Abwarten und Tee trinken

„Man trinkt Tee damit man den Lärm der Welt vergisst.“ Sagt ein chinesisches Sprichwort. Und das stimmt. Allerdings muss man es auch nicht übertreiben so wie Boy George, der in einem Interview gesagt haben soll: „Sex? Eine Tasse Tee ist mir lieber.“

Ich bin eigentlich kaffee-süchtig. Ohne Kaffee am Morgen geht bei mir gar nichts. Kaffee, und davon viele viele Tassen, heiss, stark und schwarz ist das Benzin, das meinen Motor zum Laufen bringt. Und zum Aus- und Abschalten, da kommt dann der Tee ins Spiel. Tee kocht man nicht, Tee bereitet man zu. Kaffee trinkt man. Tee geniesst man (oder Frau). Mein Ritual ist es, am Abend beim Tee den Tag ausklingen zu lassen. Ich suche mir einen Platz in der Wohnung, der mir am gemütlichsten erscheint und der meiner momentanen Stimmung entspricht.

Es kann auch vorkommen, das ich mich mit meinem Tee ins Bett verziehe, mir meine kleine Leselampe anmache und mich in mein Sonnenblumenkissen kuschel, natürlich immer mit einem Buch und einer Katze am Fussende sowie Biene und Maja unter dem Bett.
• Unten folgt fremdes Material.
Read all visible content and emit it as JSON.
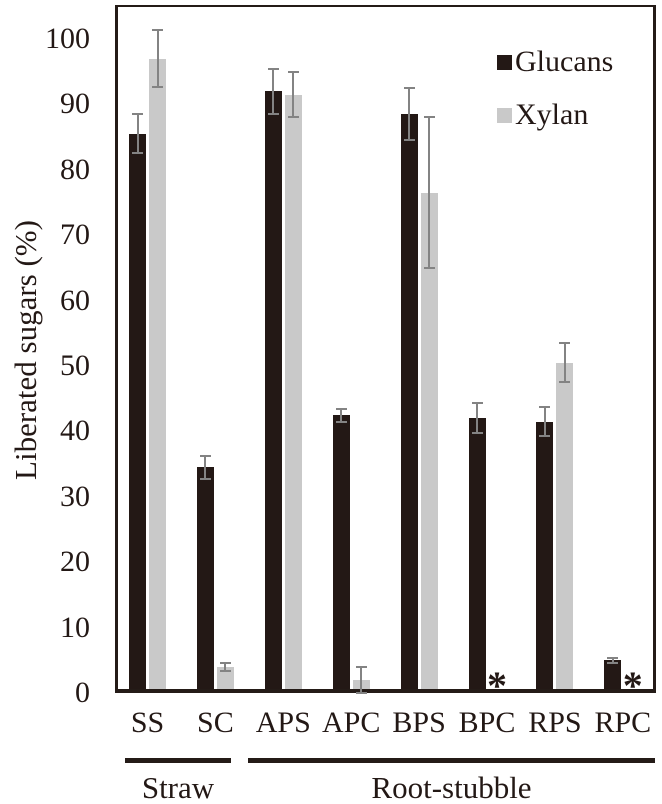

Während ich mich um Buch und Tee selbst kümmern muss, arrangiert sich meine Audienz ohne mein Zutun. Sobald ich anfange, Tee zu kochen und mir einen netten Platz auszusuchen, ist mir Biene dicht auf den Fersen. Maja spart sich das, die liegt auf der Couch und wartet. Hat Biene rausgefunden, wo ich mich an diesem Abend niederlasse, rennt sie zu Maja und stubst sie mit der Nase an. Wo immer ich mich auch niederlasse, da liegen sie dann beide hingebungvoll mir zu Füβen. Verziehe ich mich ins Bett, kommen sie beide und kriechen unter das Bett. Da hört man sie dann grunzen und schnorcheln (warum sie das tun obwohl sie doch Hunde sind, habe ich noch nicht herausbekommen, könnte es Wohlbehagen bedeuten?) und ab und zu schlägt Biene ihren Schwanz zwischen Fussboden und Bettuntergestell auf und ab, das hört sich wie eine kleine Trommel an. Die Katze entspannt weitaus stilvoller, sie erscheint irgendwann, nimmt ihren Platz ein und verdreht sich in einer Katzen-Yoga-Pose.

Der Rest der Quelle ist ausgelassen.